"You and Me at Bike Shed Theatre
21st - 23rd March 2013
Reviewed by Belinda Dillon
Surrounded by cardboard boxes of mysterious origin and destination, two elderly Spanish sisters while away the time winding each other up and musing on the past. As the elder sister, locked into a lifetime of care-taking, Patricia Rodriguez mixes seething resentment and stoical patience, layered beneath the high-handed superiority of the older child. It is only when her younger sister’s (played by Mercè Ribot) advancing dementia traps her in a frenzied cycle of repetition that her tolerance slips.

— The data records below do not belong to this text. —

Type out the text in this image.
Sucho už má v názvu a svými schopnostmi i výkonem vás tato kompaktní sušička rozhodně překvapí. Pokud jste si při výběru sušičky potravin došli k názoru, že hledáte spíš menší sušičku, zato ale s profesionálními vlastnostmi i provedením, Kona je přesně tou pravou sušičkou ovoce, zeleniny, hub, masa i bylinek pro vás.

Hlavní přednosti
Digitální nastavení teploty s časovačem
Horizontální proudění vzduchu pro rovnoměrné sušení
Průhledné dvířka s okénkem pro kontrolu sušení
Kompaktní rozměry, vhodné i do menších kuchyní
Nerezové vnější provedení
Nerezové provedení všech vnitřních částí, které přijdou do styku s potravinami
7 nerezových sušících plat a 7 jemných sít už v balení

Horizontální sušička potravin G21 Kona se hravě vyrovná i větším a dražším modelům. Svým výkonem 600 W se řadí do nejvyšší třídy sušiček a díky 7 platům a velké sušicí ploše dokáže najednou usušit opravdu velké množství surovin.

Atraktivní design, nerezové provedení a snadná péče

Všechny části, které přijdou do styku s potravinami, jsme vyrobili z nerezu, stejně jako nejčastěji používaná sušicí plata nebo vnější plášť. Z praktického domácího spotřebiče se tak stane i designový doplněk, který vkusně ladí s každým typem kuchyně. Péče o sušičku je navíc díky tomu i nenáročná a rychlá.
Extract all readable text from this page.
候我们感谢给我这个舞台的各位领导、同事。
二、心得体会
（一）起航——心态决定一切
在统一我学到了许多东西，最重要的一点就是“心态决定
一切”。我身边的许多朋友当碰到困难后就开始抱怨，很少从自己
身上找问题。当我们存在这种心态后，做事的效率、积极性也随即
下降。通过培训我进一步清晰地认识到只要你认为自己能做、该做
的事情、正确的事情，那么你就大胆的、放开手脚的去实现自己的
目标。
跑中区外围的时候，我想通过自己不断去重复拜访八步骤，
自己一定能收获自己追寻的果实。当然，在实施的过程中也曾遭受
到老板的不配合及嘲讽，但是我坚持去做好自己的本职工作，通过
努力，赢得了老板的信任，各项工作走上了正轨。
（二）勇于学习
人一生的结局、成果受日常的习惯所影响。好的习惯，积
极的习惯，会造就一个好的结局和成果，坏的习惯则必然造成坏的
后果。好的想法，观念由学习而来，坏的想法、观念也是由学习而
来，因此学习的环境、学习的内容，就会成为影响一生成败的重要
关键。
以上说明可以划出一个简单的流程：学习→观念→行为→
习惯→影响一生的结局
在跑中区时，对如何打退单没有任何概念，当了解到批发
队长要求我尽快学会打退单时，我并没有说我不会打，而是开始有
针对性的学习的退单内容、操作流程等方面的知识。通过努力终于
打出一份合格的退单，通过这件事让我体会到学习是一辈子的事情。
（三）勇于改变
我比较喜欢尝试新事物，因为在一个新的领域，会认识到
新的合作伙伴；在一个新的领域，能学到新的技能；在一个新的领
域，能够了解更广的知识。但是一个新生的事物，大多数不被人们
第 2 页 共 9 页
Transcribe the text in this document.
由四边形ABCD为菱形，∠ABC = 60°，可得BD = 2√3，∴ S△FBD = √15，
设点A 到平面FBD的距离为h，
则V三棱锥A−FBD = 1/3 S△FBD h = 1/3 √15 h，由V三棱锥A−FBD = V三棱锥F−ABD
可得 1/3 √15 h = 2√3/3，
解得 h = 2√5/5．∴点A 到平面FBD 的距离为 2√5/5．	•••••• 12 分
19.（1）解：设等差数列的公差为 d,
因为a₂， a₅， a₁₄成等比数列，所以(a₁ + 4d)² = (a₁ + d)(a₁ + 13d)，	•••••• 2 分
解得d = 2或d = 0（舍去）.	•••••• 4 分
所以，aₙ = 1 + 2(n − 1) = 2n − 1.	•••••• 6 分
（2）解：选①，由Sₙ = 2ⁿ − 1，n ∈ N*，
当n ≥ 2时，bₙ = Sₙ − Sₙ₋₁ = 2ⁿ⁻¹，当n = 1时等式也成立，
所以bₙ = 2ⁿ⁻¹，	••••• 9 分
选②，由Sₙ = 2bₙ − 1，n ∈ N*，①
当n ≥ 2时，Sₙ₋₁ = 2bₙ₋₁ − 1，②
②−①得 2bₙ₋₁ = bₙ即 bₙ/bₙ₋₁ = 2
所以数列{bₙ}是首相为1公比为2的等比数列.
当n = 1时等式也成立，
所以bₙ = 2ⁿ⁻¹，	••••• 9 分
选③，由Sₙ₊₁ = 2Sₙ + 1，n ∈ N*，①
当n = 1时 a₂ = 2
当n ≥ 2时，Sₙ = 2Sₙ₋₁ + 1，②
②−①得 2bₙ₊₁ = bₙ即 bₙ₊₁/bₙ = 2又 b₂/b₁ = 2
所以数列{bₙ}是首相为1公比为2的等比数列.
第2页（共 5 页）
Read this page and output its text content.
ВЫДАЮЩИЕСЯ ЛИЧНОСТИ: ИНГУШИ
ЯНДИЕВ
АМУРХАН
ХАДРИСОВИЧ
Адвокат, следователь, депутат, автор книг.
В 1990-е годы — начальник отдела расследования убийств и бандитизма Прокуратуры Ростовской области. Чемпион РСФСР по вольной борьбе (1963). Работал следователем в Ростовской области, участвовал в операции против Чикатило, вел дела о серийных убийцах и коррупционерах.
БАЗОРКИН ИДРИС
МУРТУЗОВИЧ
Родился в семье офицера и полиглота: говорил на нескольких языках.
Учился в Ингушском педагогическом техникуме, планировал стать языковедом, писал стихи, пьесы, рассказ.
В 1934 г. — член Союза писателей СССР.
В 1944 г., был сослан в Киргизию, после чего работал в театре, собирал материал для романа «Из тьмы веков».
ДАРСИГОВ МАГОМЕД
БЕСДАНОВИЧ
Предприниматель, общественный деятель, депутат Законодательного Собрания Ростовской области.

And although the pair utterly convince as shuffling old dames, there are moments in which the characters leap out of their infirmity to recreate a memory or a fantasy, eloquently expressing the notion that we all carry our younger selves within us as we age; the sudden slippage into triumphantly ebullient dance routines captures this beautifully. Similarly, a scene in which Rodriguez’s character imagines her own death, from the mortician’s table through to the funeral procession – the ignominy of being carried in her casket by pallbearers of different heights – and finally the performance of the mourners, is an outstanding piece of physical theatre.
Particularly affecting are the moments when the sisters’ frustrations with each other – the result of a life spent niggling at grievances, pushing buttons – blow up, and each mollifies the other by crooning melodies in Spanish and Catalan; finding solace in communal songs from their childhood, songs that unite them and remind them of their shared heritage, a bond that goes beyond family connections to deep with their culture.
Although the set is dressed with appurtenances from their lives – a radio here, books there – it is the piles of mysterious boxes that make the starkest impression. Where have they come from and where are they going? Like monuments they should imply permanence, and yet they strongly convey a sense of the precariousness of life; all the while teetering in the background, their contents forgotten, their original purpose lost, these towers merely point to the impermanence of life.
It utterly fills you up, this piece – the power of the performances, the richness of the language – that there’s a fear that it will simply peter out, like a life drifting towards the inevitable, but it ends as triumphantly as it starts, in eccentricity and voices in the darkness."